Mid week I rated as yummy a bottle of wine offered to me. There were already three other reviews under the same label: one yum, one hmm and one yuk. That left me wondering about wine reviews and differences in general. Few people are able to pass an independent opinion about wine, especially women. I suspect that most of them rate a wine accordingly to a successful or unsuccessful date, and not to the wine itself. We all have different approaches to rating and sometimes they are strangers to the intrinsic qualities of the wine. My top reason to rate a wine as bad or good is my migraine mechanism, the taste coming only in second. If a wine tastes good and the next day I suffer from a bad migraine, it means I’ve been drinking bad stuff. In general it works, but I have to admit that sometimes my migraine might have been related with some other issue and my judgment was unfair.
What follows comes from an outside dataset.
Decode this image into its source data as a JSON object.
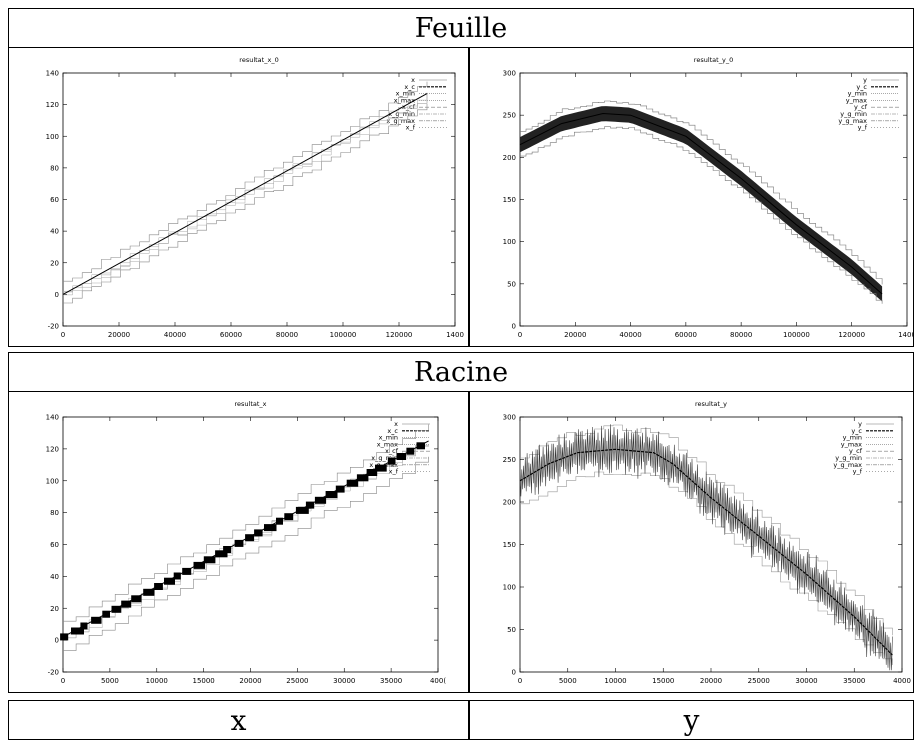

Surprise, surprise, the above paragraph is only marginal in terms of this post. Sometimes I touch the subject of resenting this and that about my father. I know I shouldn’t have loved him so much for half my life, so that I wouldn’t have to feel pretty disappointed the other half. These days I look back with a more impartial look and find a man that had good and bad.

There were three major visible traces of his personality: playfulness, emotiveness and selfishness. I was captivated by his playfulness, felt uneasy towards his emotiveness and hated his selfishness. The curious is that, lately, one of his less perceived characteristics has been coming back with a disturbing persistence, living inside me and changing the way I see him and people in general.

Instead of using adjectives, I’ll give you a good example of the aspect I am talking about. Since I live in Mozambique he visited us three times, two of them he stayed with us for a couple of weeks. He was always polite with people, thanking with words and smiles any attention or favor received, but during those two occasions I remarked how he noticed the work other people realized for him. Before traveling back to Portugal, he called our maid and gave her a present accompanied with the thanks for the few shirts she ironed for him. It was a very touching thing to watch and she (and I) never forgot it. The second time he gave an envelop with some money to my cook Mario, joking with the fact that he deserved it just for sharing the same name with him.

I know I inherit many of his faults (his rages namely) but I am sure that his politeness and his capacity of appreciating the work others realize – even the humblest ones – were passed to me. I resent not to see those qualities around but a family is a kaleidoscope of influences and circumstances. Maybe one day I’ll also have the opportunity to pass them, unaware that one given occasional gesture will speak more than a thousand words.